||R. Isaac b. Moses Arama (c. 1420–1494), Spanish rabbi, philosopher, and preacher. As a young man R. Arama taught at Zamora and subsequently served the small communities of Tarragona and Fraga in Aragon. He was later appointed rabbi of Calatayud, where he wrote most of his works. In order to counteract the effects of conversionist sermons to which the Jews of Aragon were compelled to listen, R. Arama delivered sermons on the principles of Judaism. These sermons became the basis of his later works and contain interesting data on the history of the Jews in Spain prior to their expulsion. Arama engaged in several public disputations with Christian scholars. After the expulsion of the Jews from Spain, in 1492 Arama settled in Naples where he died.

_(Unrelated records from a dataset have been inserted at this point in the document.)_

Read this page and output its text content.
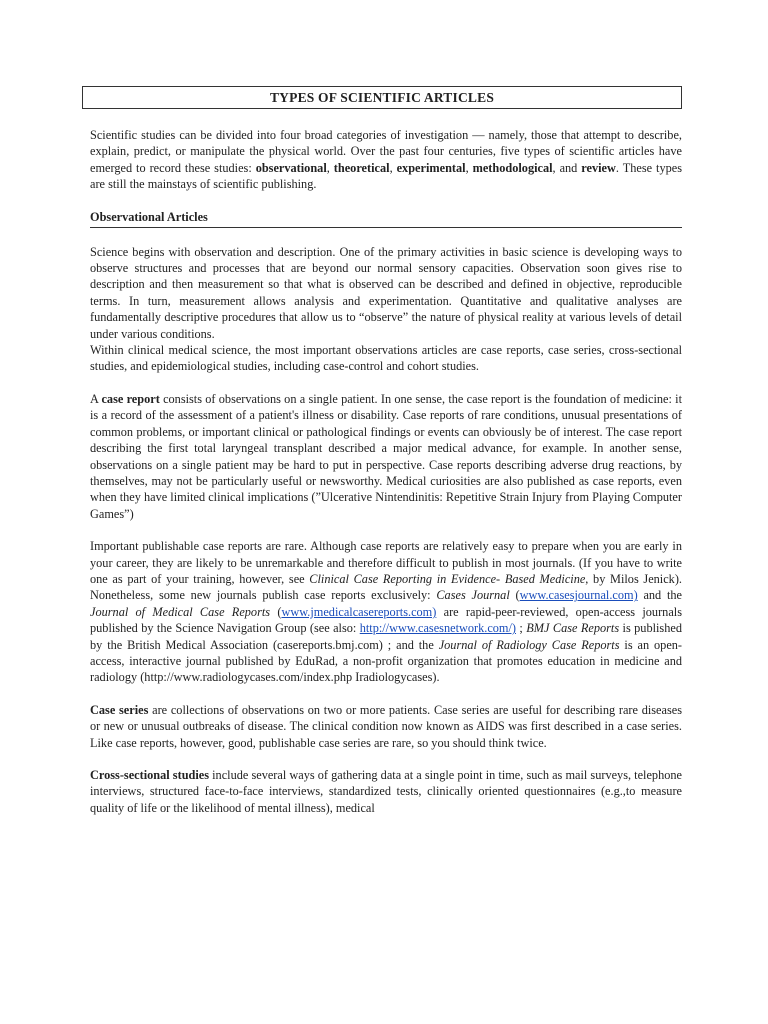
TYPES OF SCIENTIFIC ARTICLES

Scientific studies can be divided into four broad categories of investigation — namely, those that attempt to describe, explain, predict, or manipulate the physical world. Over the past four centuries, five types of scientific articles have emerged to record these studies: observational, theoretical, experimental, methodological, and review. These types are still the mainstays of scientific publishing.

Observational Articles

Science begins with observation and description. One of the primary activities in basic science is developing ways to observe structures and processes that are beyond our normal sensory capacities. Observation soon gives rise to description and then measurement so that what is observed can be described and defined in objective, reproducible terms. In turn, measurement allows analysis and experimentation. Quantitative and qualitative analyses are fundamentally descriptive procedures that allow us to “observe” the nature of physical reality at various levels of detail under various conditions.

Within clinical medical science, the most important observations articles are case reports, case series, cross-sectional studies, and epidemiological studies, including case-control and cohort studies.

A case report consists of observations on a single patient. In one sense, the case report is the foundation of medicine: it is a record of the assessment of a patient's illness or disability. Case reports of rare conditions, unusual presentations of common problems, or important clinical or pathological findings or events can obviously be of interest. The case report describing the first total laryngeal transplant described a major medical advance, for example. In another sense, observations on a single patient may be hard to put in perspective. Case reports describing adverse drug reactions, by themselves, may not be particularly useful or newsworthy. Medical curiosities are also published as case reports, even when they have limited clinical implications (”Ulcerative Nintendinitis: Repetitive Strain Injury from Playing Computer Games”)

Important publishable case reports are rare. Although case reports are relatively easy to prepare when you are early in your career, they are likely to be unremarkable and therefore difficult to publish in most journals. (If you have to write one as part of your training, however, see Clinical Case Reporting in Evidence- Based Medicine, by Milos Jenick). Nonetheless, some new journals publish case reports exclusively: Cases Journal (www.casesjournal.com) and the Journal of Medical Case Reports (www.jmedicalcasereports.com) are rapid-peer-reviewed, open-access journals published by the Science Navigation Group (see also: http://www.casesnetwork.com/) ; BMJ Case Reports is published by the British Medical Association (casereports.bmj.com) ; and the Journal of Radiology Case Reports is an open-access, interactive journal published by EduRad, a non-profit organization that promotes education in medicine and radiology (http://www.radiologycases.com/index.php Iradiologycases).

Case series are collections of observations on two or more patients. Case series are useful for describing rare diseases or new or unusual outbreaks of disease. The clinical condition now known as AIDS was first described in a case series. Like case reports, however, good, publishable case series are rare, so you should think twice.

Cross-sectional studies include several ways of gathering data at a single point in time, such as mail surveys, telephone interviews, structured face-to-face interviews, standardized tests, clinically oriented questionnaires (e.g.,to measure quality of life or the likelihood of mental illness), medical
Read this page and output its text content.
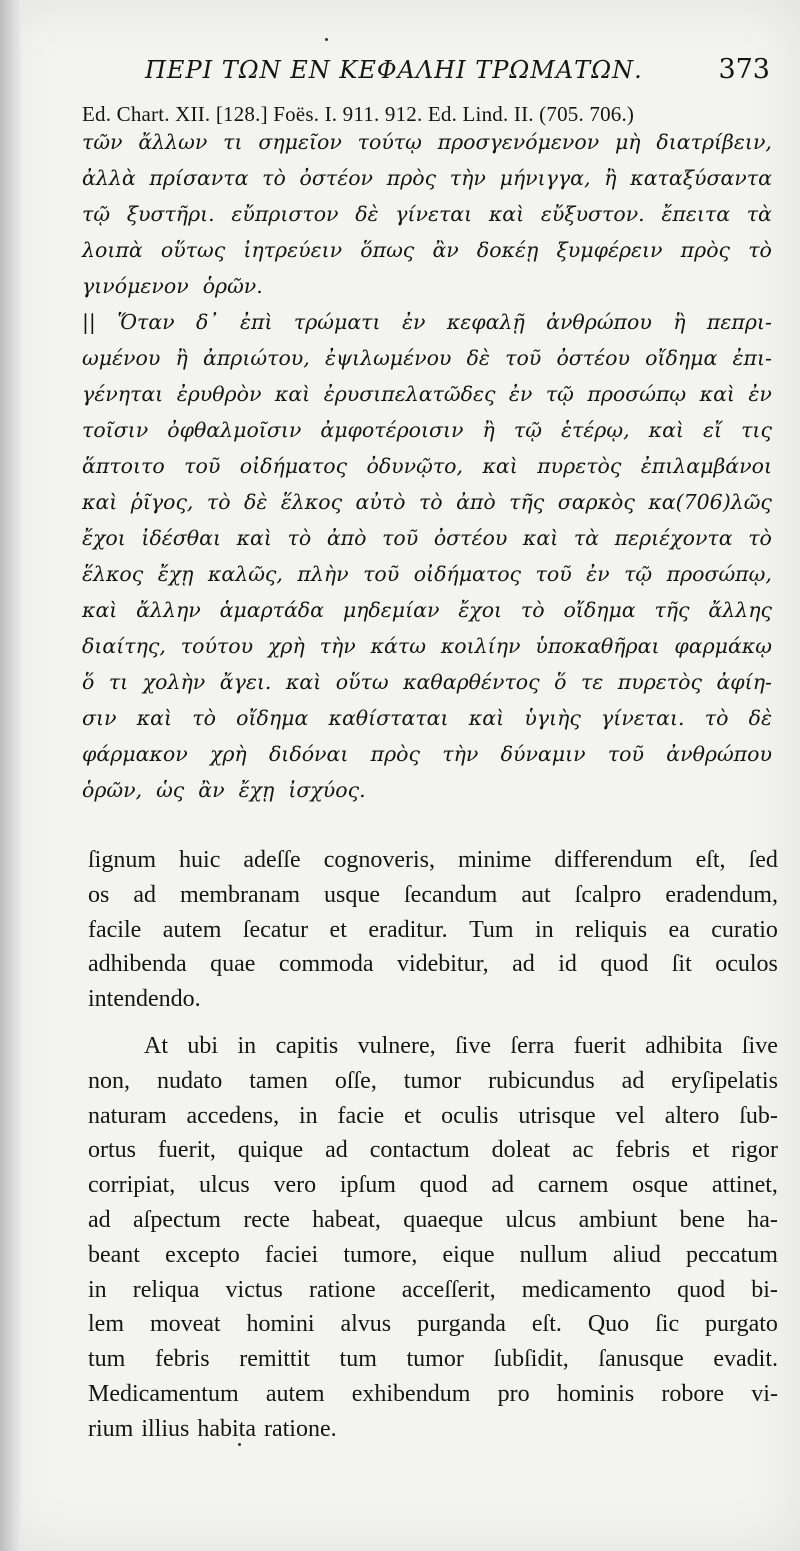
ΠΕΡΙ ΤΩΝ ΕΝ ΚΕΦΑΛΗΙ ΤΡΩΜΑΤΩΝ.	373
Ed. Chart. XII. [128.] Foës. I. 911. 912. Ed. Lind. II. (705. 706.)
τῶν ἄλλων τι σημεῖον τούτῳ προσγενόμενον μὴ διατρίβειν,
ἀλλὰ πρίσαντα τὸ ὀστέον πρὸς τὴν μήνιγγα, ἢ καταξύσαντα
τῷ ξυστῆρι. εὔπριστον δὲ γίνεται καὶ εὔξυστον. ἔπειτα τὰ
λοιπὰ οὕτως ἰητρεύειν ὅπως ἂν δοκέῃ ξυμφέρειν πρὸς τὸ
γινόμενον ὁρῶν.
|| Ὅταν δ᾽ ἐπὶ τρώματι ἐν κεφαλῇ ἀνθρώπου ἢ πεπρι-
ωμένου ἢ ἀπριώτου, ἐψιλωμένου δὲ τοῦ ὀστέου οἴδημα ἐπι-
γένηται ἐρυθρὸν καὶ ἐρυσιπελατῶδες ἐν τῷ προσώπῳ καὶ ἐν
τοῖσιν ὀφθαλμοῖσιν ἀμφοτέροισιν ἢ τῷ ἑτέρῳ, καὶ εἴ τις
ἅπτοιτο τοῦ οἰδήματος ὀδυνῷτο, καὶ πυρετὸς ἐπιλαμβάνοι
καὶ ῥῖγος, τὸ δὲ ἕλκος αὐτὸ τὸ ἀπὸ τῆς σαρκὸς κα(706)λῶς
ἔχοι ἰδέσθαι καὶ τὸ ἀπὸ τοῦ ὀστέου καὶ τὰ περιέχοντα τὸ
ἕλκος ἔχῃ καλῶς, πλὴν τοῦ οἰδήματος τοῦ ἐν τῷ προσώπῳ,
καὶ ἄλλην ἁμαρτάδα μηδεμίαν ἔχοι τὸ οἴδημα τῆς ἄλλης
διαίτης, τούτου χρὴ τὴν κάτω κοιλίην ὑποκαθῆραι φαρμάκῳ
ὅ τι χολὴν ἄγει. καὶ οὕτω καθαρθέντος ὅ τε πυρετὸς ἀφίη-
σιν καὶ τὸ οἴδημα καθίσταται καὶ ὑγιὴς γίνεται. τὸ δὲ
φάρμακον χρὴ διδόναι πρὸς τὴν δύναμιν τοῦ ἀνθρώπου
ὁρῶν, ὡς ἂν ἔχῃ ἰσχύος.
ſignum huic adeſſe cognoveris, minime differendum eſt, ſed
os ad membranam usque ſecandum aut ſcalpro eradendum,
facile autem ſecatur et eraditur. Tum in reliquis ea curatio
adhibenda quae commoda videbitur, ad id quod ſit oculos
intendendo.
At ubi in capitis vulnere, ſive ſerra fuerit adhibita ſive
non, nudato tamen oſſe, tumor rubicundus ad eryſipelatis
naturam accedens, in facie et oculis utrisque vel altero ſub-
ortus fuerit, quique ad contactum doleat ac febris et rigor
corripiat, ulcus vero ipſum quod ad carnem osque attinet,
ad aſpectum recte habeat, quaeque ulcus ambiunt bene ha-
beant excepto faciei tumore, eique nullum aliud peccatum
in reliqua victus ratione acceſſerit, medicamento quod bi-
lem moveat homini alvus purganda eſt. Quo ſic purgato
tum febris remittit tum tumor ſubſidit, ſanusque evadit.
Medicamentum autem exhibendum pro hominis robore vi-
rium illius habita ratione.
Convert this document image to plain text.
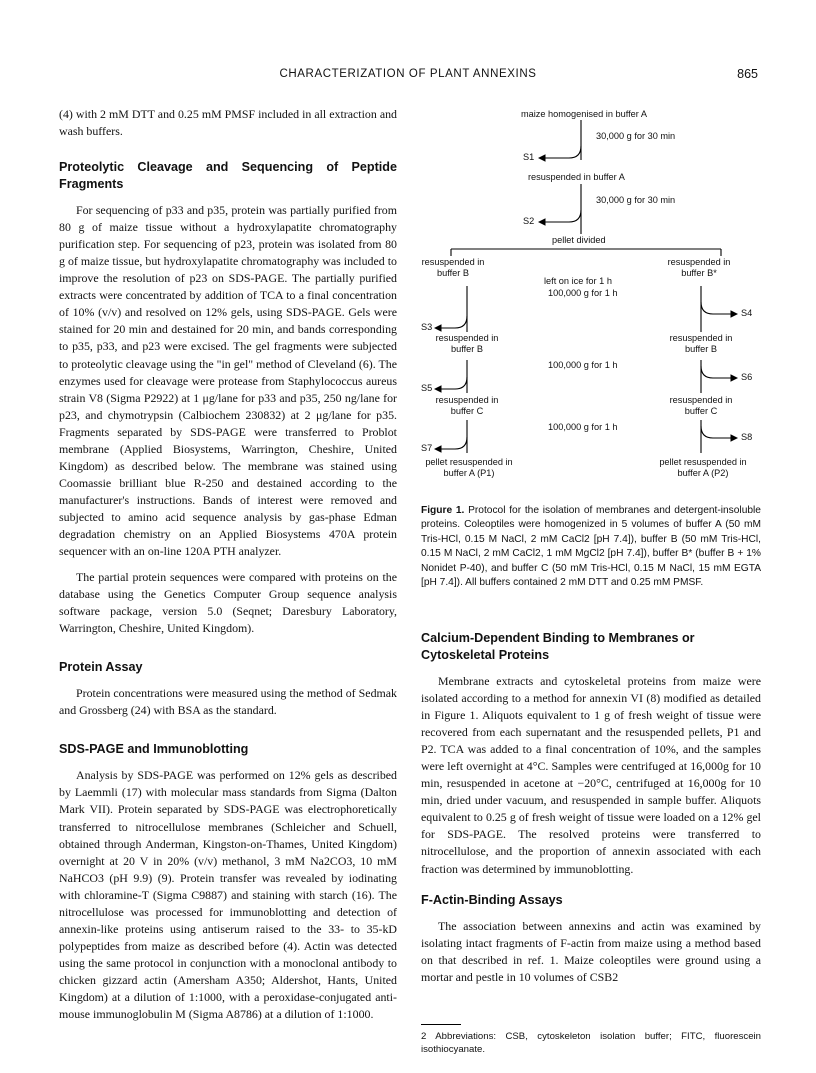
CHARACTERIZATION OF PLANT ANNEXINS	865

(4) with 2 mM DTT and 0.25 mM PMSF included in all extraction and wash buffers.

Proteolytic Cleavage and Sequencing of Peptide Fragments

For sequencing of p33 and p35, protein was partially purified from 80 g of maize tissue without a hydroxylapatite chromatography purification step. For sequencing of p23, protein was isolated from 80 g of maize tissue, but hydroxylapatite chromatography was included to improve the resolution of p23 on SDS-PAGE. The partially purified extracts were concentrated by addition of TCA to a final concentration of 10% (v/v) and resolved on 12% gels, using SDS-PAGE. Gels were stained for 20 min and destained for 20 min, and bands corresponding to p35, p33, and p23 were excised. The gel fragments were subjected to proteolytic cleavage using the "in gel" method of Cleveland (6). The enzymes used for cleavage were protease from Staphylococcus aureus strain V8 (Sigma P2922) at 1 μg/lane for p33 and p35, 250 ng/lane for p23, and chymotrypsin (Calbiochem 230832) at 2 μg/lane for p35. Fragments separated by SDS-PAGE were transferred to Problot membrane (Applied Biosystems, Warrington, Cheshire, United Kingdom) as described below. The membrane was stained using Coomassie brilliant blue R-250 and destained according to the manufacturer's instructions. Bands of interest were removed and subjected to amino acid sequence analysis by gas-phase Edman degradation chemistry on an Applied Biosystems 470A protein sequencer with an on-line 120A PTH analyzer.

The partial protein sequences were compared with proteins on the database using the Genetics Computer Group sequence analysis software package, version 5.0 (Seqnet; Daresbury Laboratory, Warrington, Cheshire, United Kingdom).

Protein Assay

Protein concentrations were measured using the method of Sedmak and Grossberg (24) with BSA as the standard.

SDS-PAGE and Immunoblotting

Analysis by SDS-PAGE was performed on 12% gels as described by Laemmli (17) with molecular mass standards from Sigma (Dalton Mark VII). Protein separated by SDS-PAGE was electrophoretically transferred to nitrocellulose membranes (Schleicher and Schuell, obtained through Anderman, Kingston-on-Thames, United Kingdom) overnight at 20 V in 20% (v/v) methanol, 3 mM Na2CO3, 10 mM NaHCO3 (pH 9.9) (9). Protein transfer was revealed by iodinating with chloramine-T (Sigma C9887) and staining with starch (16). The nitrocellulose was processed for immunoblotting and detection of annexin-like proteins using antiserum raised to the 33- to 35-kD polypeptides from maize as described before (4). Actin was detected using the same protocol in conjunction with a monoclonal antibody to chicken gizzard actin (Amersham A350; Aldershot, Hants, United Kingdom) at a dilution of 1:1000, with a peroxidase-conjugated anti-mouse immunoglobulin M (Sigma A8786) at a dilution of 1:1000.

maize homogenised in buffer A
30,000 g for 30 min
S1
resuspended in buffer A
30,000 g for 30 min
S2
pellet divided
resuspended in
buffer B
resuspended in
buffer B*
left on ice for 1 h
100,000 g for 1 h
S3
S4
resuspended in
buffer B
resuspended in
buffer B
100,000 g for 1 h
S5
S6
resuspended in
buffer C
resuspended in
buffer C
100,000 g for 1 h
S7
S8
pellet resuspended in
buffer A (P1)
pellet resuspended in
buffer A (P2)
Figure 1. Protocol for the isolation of membranes and detergent-insoluble proteins. Coleoptiles were homogenized in 5 volumes of buffer A (50 mM Tris-HCl, 0.15 M NaCl, 2 mM CaCl2 [pH 7.4]), buffer B (50 mM Tris-HCl, 0.15 M NaCl, 2 mM CaCl2, 1 mM MgCl2 [pH 7.4]), buffer B* (buffer B + 1% Nonidet P-40), and buffer C (50 mM Tris-HCl, 0.15 M NaCl, 15 mM EGTA [pH 7.4]). All buffers contained 2 mM DTT and 0.25 mM PMSF.
Calcium-Dependent Binding to Membranes or
Cytoskeletal Proteins

Membrane extracts and cytoskeletal proteins from maize were isolated according to a method for annexin VI (8) modified as detailed in Figure 1. Aliquots equivalent to 1 g of fresh weight of tissue were recovered from each supernatant and the resuspended pellets, P1 and P2. TCA was added to a final concentration of 10%, and the samples were left overnight at 4°C. Samples were centrifuged at 16,000g for 10 min, resuspended in acetone at −20°C, centrifuged at 16,000g for 10 min, dried under vacuum, and resuspended in sample buffer. Aliquots equivalent to 0.25 g of fresh weight of tissue were loaded on a 12% gel for SDS-PAGE. The resolved proteins were transferred to nitrocellulose, and the proportion of annexin associated with each fraction was determined by immunoblotting.

F-Actin-Binding Assays

The association between annexins and actin was examined by isolating intact fragments of F-actin from maize using a method based on that described in ref. 1. Maize coleoptiles were ground using a mortar and pestle in 10 volumes of CSB2

2 Abbreviations: CSB, cytoskeleton isolation buffer; FITC, fluorescein isothiocyanate.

R. Arama is best known as the author of Akedat Yizhak ("Binding of Isaac") which exercised great influence on Jewish thought. Written in the form of philosophical homilies and allegorical commentaries on the Pentateuch, the work consists of 105 "Portals." Each portal forms a complete sermon which is divided into two parts: derishah ("investigation"), and perishah ("exposition"). In the derishah, the author examines a philosophical idea in the light of his chosen texts, biblical and rabbinic, with which the sermon opens. In the perishah, the Scriptural commentary predominates and the difficulties which seem to appear in the text are solved with the aid of the central idea of the derishah. Thus, the gap between the two parts of the sermon is skillfully closed, and they merge into one harmonious whole. First published in Salonika in 1522, the Akedah has since been reprinted many times.
R. Arama's sermons met the needs of his own time superbly and influenced the style and character of Jewish preaching through the subsequent centuries. The Akedat Yizhak became a classic work in Jewish homiletics and is widely read to the present day. In the history of medieval Jewish philosophy, Arama's writings represent the anti-Aristotelian trend, introduced by Crescas, which seeks to undermine Aristotle's philosophy by means of philosophic arguments.
Among Arama's other works are: Hazut Kashah ("Grievous Vision"; Sabbionetta, 1552), a polemic dealing with the relation of philosophy and religion; a commentary on the Five Scrolls (Riva di Trento, 1561); and Yad Avshalom ("Absalom's Memorial"; Constantinople, 1565?), a commentary on the Book of Proverbs, dedicated to the memory of his son-in-law. It should be noted that the commentary on Esther, extant in all editions of Akedat Yizhak since Venice, 1573, is actually the work of his son Meir Arama. Isaac's own commentary on Esther was published in Constantinople, 1518. He also wrote several poems and a commentary on Aristotle's Ethics, apparently lost.